Functions and transforms to help gather text data in a Datasets

## Numericalizing

Numericalization is the step in which we convert tokens to integers. The first step is to build a correspondence token to index that is called a vocab.

#### make_vocab[source]

make_vocab(count, min_freq=3, max_vocab=60000)

Create a vocab of max_vocab size from Counter count with items present more than min_freq

If there are more than max_vocab tokens, the ones kept are the most frequent.

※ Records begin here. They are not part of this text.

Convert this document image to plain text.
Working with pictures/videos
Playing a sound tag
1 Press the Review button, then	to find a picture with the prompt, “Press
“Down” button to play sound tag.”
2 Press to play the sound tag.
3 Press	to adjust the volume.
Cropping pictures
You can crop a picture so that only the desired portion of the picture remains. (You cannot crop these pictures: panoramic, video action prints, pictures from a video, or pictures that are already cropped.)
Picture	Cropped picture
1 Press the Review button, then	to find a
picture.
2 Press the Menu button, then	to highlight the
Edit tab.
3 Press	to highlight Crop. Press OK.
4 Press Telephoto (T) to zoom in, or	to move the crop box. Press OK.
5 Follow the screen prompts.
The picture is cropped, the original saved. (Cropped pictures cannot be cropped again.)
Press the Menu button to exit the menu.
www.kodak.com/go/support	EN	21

count = Counter(['a', 'a', 'a', 'a', 'b', 'b', 'c', 'c', 'd'])
test_eq(set([x for x in make_vocab(count) if not x.startswith('xxfake')]),
set(defaults.text_spec_tok + 'a'.split()))
test_eq(len(make_vocab(count))%8, 0)
test_eq(set([x for x in make_vocab(count, min_freq=1) if not x.startswith('xxfake')]),
set(defaults.text_spec_tok + 'a b c d'.split()))
test_eq(set([x for x in make_vocab(count,max_vocab=12, min_freq=1) if not x.startswith('xxfake')]),
set(defaults.text_spec_tok + 'a b c'.split()))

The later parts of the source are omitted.